How can an understanding of cognitive styles enable trainee teachers to have a better understanding of differention in the classroom?
journal contributionposted on 22.02.2013, 08:57 by Carol Evans, Michael Waring
The relationship between cognitive style and trainee teacher conceptions of differentiation was studied to develop appropriate scaffolding of their learning. 149 trainee teachers enrolled on 1 year postgraduate initial teacher education (ITE) programmes at two UK universities completed the Cognitive Style Index (Allinson and Hayes, Journal of Management Studies, 33(1):119–135, 1996;Hodgkinson and Sadler-Smith, Journal ofOccupational and Organisational Psychology, 76(2):243–268, 2003) and a questionnaire exploring their understanding of differentiation, conceptions of learning and learning preferences.

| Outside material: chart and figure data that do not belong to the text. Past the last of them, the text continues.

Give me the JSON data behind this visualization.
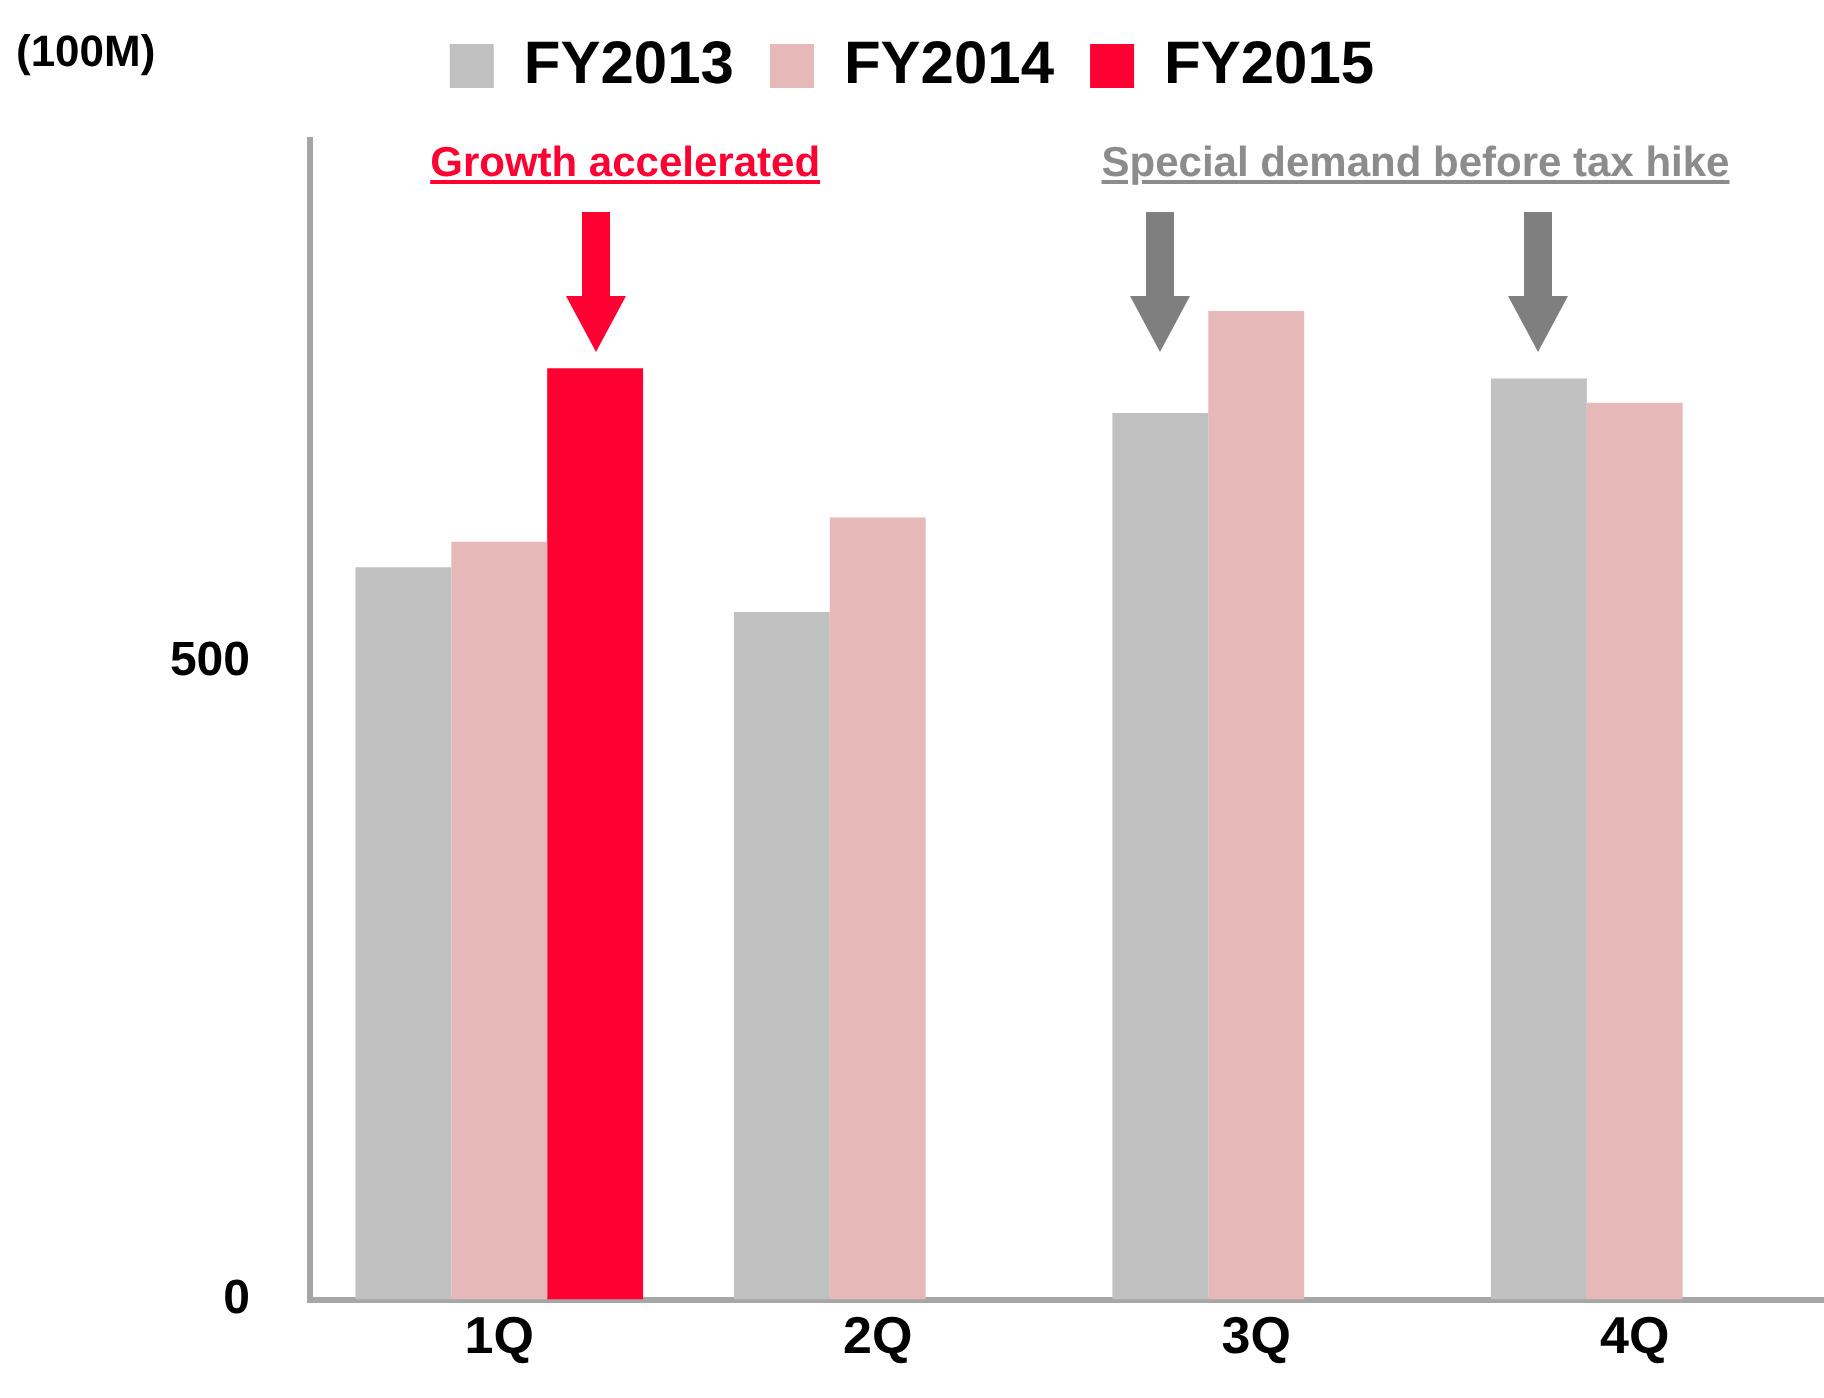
{
  "chart_data": {
    "type": "bar",
    "ylabel": "(100M)",
    "categories": [
      "1Q",
      "2Q",
      "3Q",
      "4Q"
    ],
    "series": [
      {
        "name": "FY2013",
        "color": "#c0c0c0",
        "values": [
          574,
          539,
          695,
          722
        ]
      },
      {
        "name": "FY2014",
        "color": "#e6b8b7",
        "values": [
          594,
          613,
          775,
          703
        ]
      },
      {
        "name": "FY2015",
        "color": "#ff0033",
        "values": [
          730,
          null,
          null,
          null
        ]
      }
    ],
    "ylim": [
      0,
      909
    ],
    "yticks": [
      0,
      500
    ],
    "grid": false,
    "legend": "top",
    "annotations": [
      "Growth accelerated",
      "Special demand before tax hike"
    ]
  }
}
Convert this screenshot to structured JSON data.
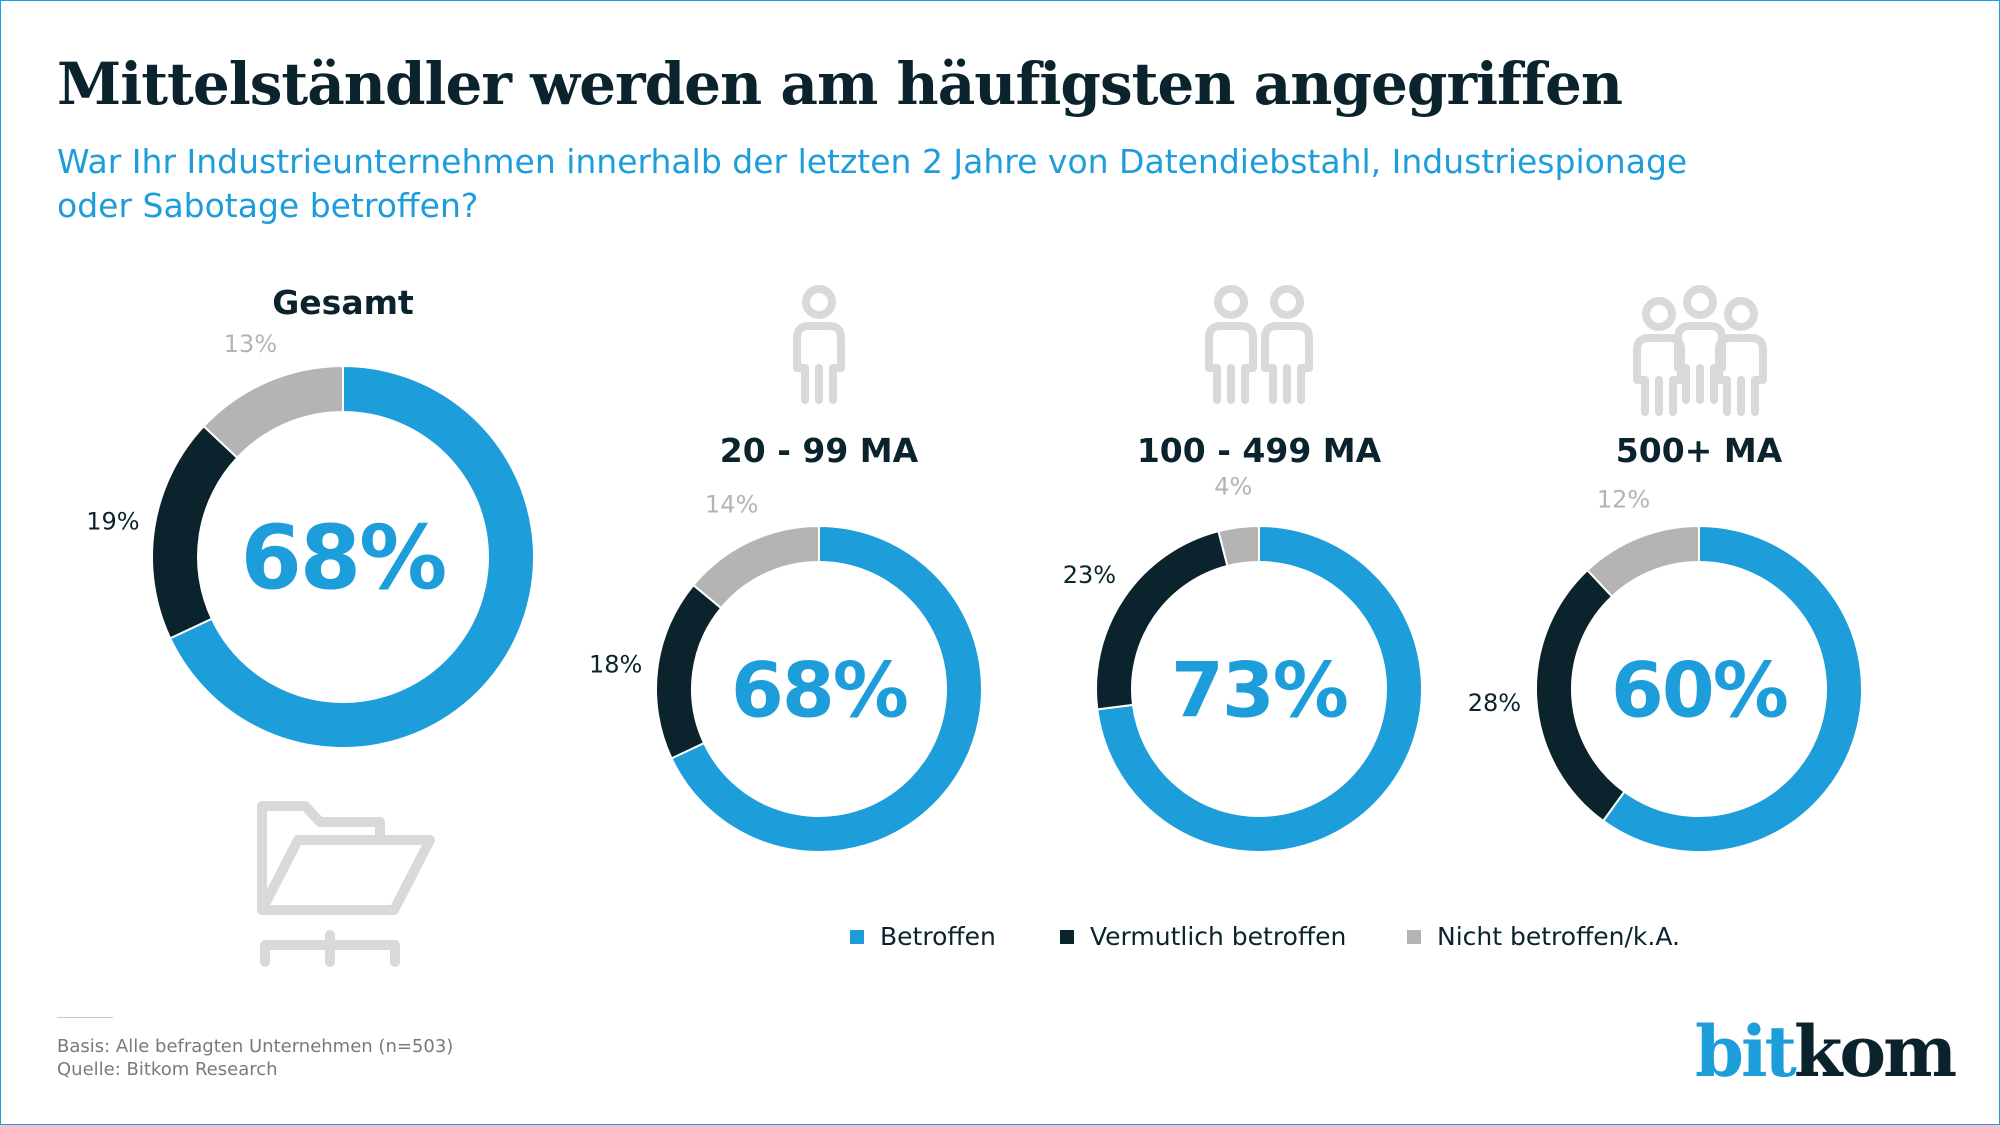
{
  "header": {
    "title": "Mittelständler werden am häufigsten angegriffen",
    "subtitle": "War Ihr Industrieunternehmen innerhalb der letzten 2 Jahre von Datendiebstahl, Industriespionage oder Sabotage betroffen?"
  },
  "colors": {
    "betroffen": "#1e9ddb",
    "vermutlich": "#0a232d",
    "nicht": "#b4b4b4",
    "icon": "#d9d9d9"
  },
  "chart_data": {
    "type": "donut",
    "legend": [
      "Betroffen",
      "Vermutlich betroffen",
      "Nicht betroffen/k.A."
    ],
    "legend_position": "bottom",
    "charts": [
      {
        "label": "Gesamt",
        "icon": "folder-icon",
        "center": "68%",
        "values": [
          68,
          19,
          13
        ],
        "labels": [
          "",
          "19%",
          "13%"
        ]
      },
      {
        "label": "20 - 99 MA",
        "icon": "person-icon",
        "center": "68%",
        "values": [
          68,
          18,
          14
        ],
        "labels": [
          "",
          "18%",
          "14%"
        ]
      },
      {
        "label": "100 - 499 MA",
        "icon": "two-people-icon",
        "center": "73%",
        "values": [
          73,
          23,
          4
        ],
        "labels": [
          "",
          "23%",
          "4%"
        ]
      },
      {
        "label": "500+ MA",
        "icon": "three-people-icon",
        "center": "60%",
        "values": [
          60,
          28,
          12
        ],
        "labels": [
          "",
          "28%",
          "12%"
        ]
      }
    ]
  },
  "footer": {
    "basis": "Basis: Alle befragten Unternehmen (n=503)",
    "source": "Quelle: Bitkom Research"
  },
  "logo": {
    "part1": "bit",
    "part2": "kom"
  }
}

A stratified sample of these trainees was also interviewed to assess their understanding and prior knowledge of differentiation and learning styles and how they would plan for these in the classroom. Responses were coded using content analysis procedures. Cognitive style was found to impact on trainees’ conceptions of differentiation; for example, trainees demonstrating higher levels of analysis and intuition had a more developed understanding of differentiation than other cognitive styles. In relation to the findings, the use of a constructivist pedagogical tool: a Personal Learning Styles Pedagogy (Evans and Waring, Zhang & Sternberg (Eds.), Perspectives on the nature of intellectual styles, 2009) is presented to inform the reconceptualisation of ITE programmes. In so doing, the use of this tool addresses key issues raised in recent international policy debates concerning the necessary development of ITE for twenty-first century learner needs.